The argument against simply using the government's money issuing power to fund social insurance is that if the economy is in an inflationary environment, this injection of liquidity destabilizes the economy. So in line with the payments being made, which creates purchasing power, an equivalent amount of purchasing power should be destroyed via taxation.
Buying private sector securities is simply a means of inflating the value of those securities and provide additional commission income to those in the financial sector. That funding can never actually be allowed to be drawn down, because then that would depress the value of private securities.
But isn't that highlighted point exactly the problem. The incredible size of the baby boomer generation has caused enormous problems (starting with class sizes exploding and school facilities not ready for the bulge 50 years ago) as it has gone through the demographic cycle.
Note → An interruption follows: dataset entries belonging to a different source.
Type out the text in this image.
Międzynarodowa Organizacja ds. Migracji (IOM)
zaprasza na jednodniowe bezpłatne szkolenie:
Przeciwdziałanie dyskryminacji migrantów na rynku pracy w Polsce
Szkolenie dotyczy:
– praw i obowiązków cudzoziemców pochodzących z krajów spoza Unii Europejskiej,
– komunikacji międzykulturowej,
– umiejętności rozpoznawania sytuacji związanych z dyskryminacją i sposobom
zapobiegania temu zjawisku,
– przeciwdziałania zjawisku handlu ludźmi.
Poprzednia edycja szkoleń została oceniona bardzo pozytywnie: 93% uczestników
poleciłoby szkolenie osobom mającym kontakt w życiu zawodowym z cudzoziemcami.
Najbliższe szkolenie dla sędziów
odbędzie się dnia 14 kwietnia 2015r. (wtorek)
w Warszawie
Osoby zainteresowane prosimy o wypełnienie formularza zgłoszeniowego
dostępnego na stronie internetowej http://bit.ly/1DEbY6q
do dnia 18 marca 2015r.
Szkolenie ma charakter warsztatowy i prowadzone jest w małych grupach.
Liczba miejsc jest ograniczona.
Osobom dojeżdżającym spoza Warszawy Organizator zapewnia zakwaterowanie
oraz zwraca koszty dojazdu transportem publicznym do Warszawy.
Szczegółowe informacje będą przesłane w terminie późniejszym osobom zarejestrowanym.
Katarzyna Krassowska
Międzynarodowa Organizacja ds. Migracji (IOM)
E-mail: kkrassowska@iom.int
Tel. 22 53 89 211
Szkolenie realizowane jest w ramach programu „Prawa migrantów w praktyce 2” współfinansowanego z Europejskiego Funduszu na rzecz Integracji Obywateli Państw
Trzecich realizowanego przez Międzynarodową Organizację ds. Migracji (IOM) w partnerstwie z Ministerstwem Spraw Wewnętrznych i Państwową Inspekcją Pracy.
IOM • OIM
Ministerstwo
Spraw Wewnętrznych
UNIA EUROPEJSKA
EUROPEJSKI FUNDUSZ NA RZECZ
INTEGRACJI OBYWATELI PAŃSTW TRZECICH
I'm under the impression that the combined impact of SS and Medicare, coupled with longer life spans and wonderful, but costly, new medicines and medical procedures, will not allow the generations following to pay for the boomers.
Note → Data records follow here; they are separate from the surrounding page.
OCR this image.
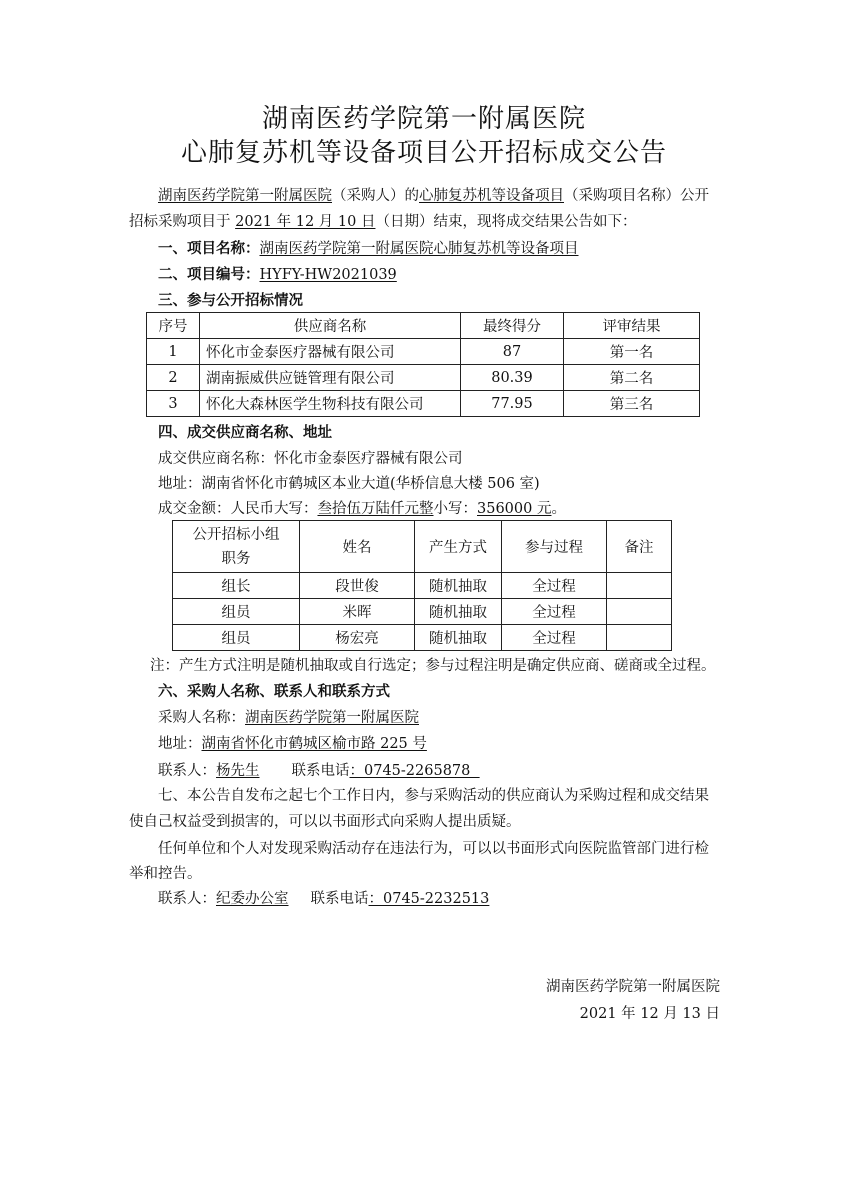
湖南医药学院第一附属医院
心肺复苏机等设备项目公开招标成交公告
湖南医药学院第一附属医院（采购人）的心肺复苏机等设备项目（采购项目名称）公开
招标采购项目于 2021 年 12 月 10 日（日期）结束，现将成交结果公告如下：
一、项目名称：湖南医药学院第一附属医院心肺复苏机等设备项目
二、项目编号：HYFY-HW2021039
三、参与公开招标情况
序号	供应商名称	最终得分	评审结果
1	怀化市金泰医疗器械有限公司	87	第一名
2	湖南振威供应链管理有限公司	80.39	第二名
3	怀化大森林医学生物科技有限公司	77.95	第三名
四、成交供应商名称、地址
成交供应商名称：怀化市金泰医疗器械有限公司
地址：湖南省怀化市鹤城区本业大道(华桥信息大楼 506 室)
成交金额：人民币大写：叁拾伍万陆仟元整小写：356000 元。
公开招标小组
职务	姓名	产生方式	参与过程	备注
组长	段世俊	随机抽取	全过程	
组员	米晖	随机抽取	全过程	
组员	杨宏亮	随机抽取	全过程	
注：产生方式注明是随机抽取或自行选定；参与过程注明是确定供应商、磋商或全过程。
六、采购人名称、联系人和联系方式
采购人名称：湖南医药学院第一附属医院
地址：湖南省怀化市鹤城区榆市路 225 号
联系人：杨先生 联系电话：0745-2265878
七、本公告自发布之起七个工作日内，参与采购活动的供应商认为采购过程和成交结果
使自己权益受到损害的，可以以书面形式向采购人提出质疑。
任何单位和个人对发现采购活动存在违法行为，可以以书面形式向医院监管部门进行检
举和控告。
联系人：纪委办公室 联系电话：0745-2232513
湖南医药学院第一附属医院
2021 年 12 月 13 日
No piles of pieces of paper, no matter how high, and no sequences of entries in computer databases, with the most significant bit no matter how far to the left, helps with the problem.
There is no finance problem. There is a capacity to support a given retired population with a given working population problem, sure ... but neither trust funds where the government holds its own IOUs as if they were assets nor funds where the government holds promises from corporations and individuals to fork over government IOUs at some time in the future addresses that problem.
In the US, Energize America addresses that problem ... in Europe, Energise Europe would do. Reversing the other massive dependency, the dependency of the US Empire on the US Economy, would free up substantial resources to do so. But the issue is food and clothes and housing and heat and transportation, not financial assets.
In an economy where the government's IOU passes as money, the constraint on government spending is its impact on the economy ... there is no finance constraint of the sort that a business or a household faces in that system. I've been accused of being a Marxist, yet while Harpo's my favourite, it's Groucho I'm always quoting. Odd, that.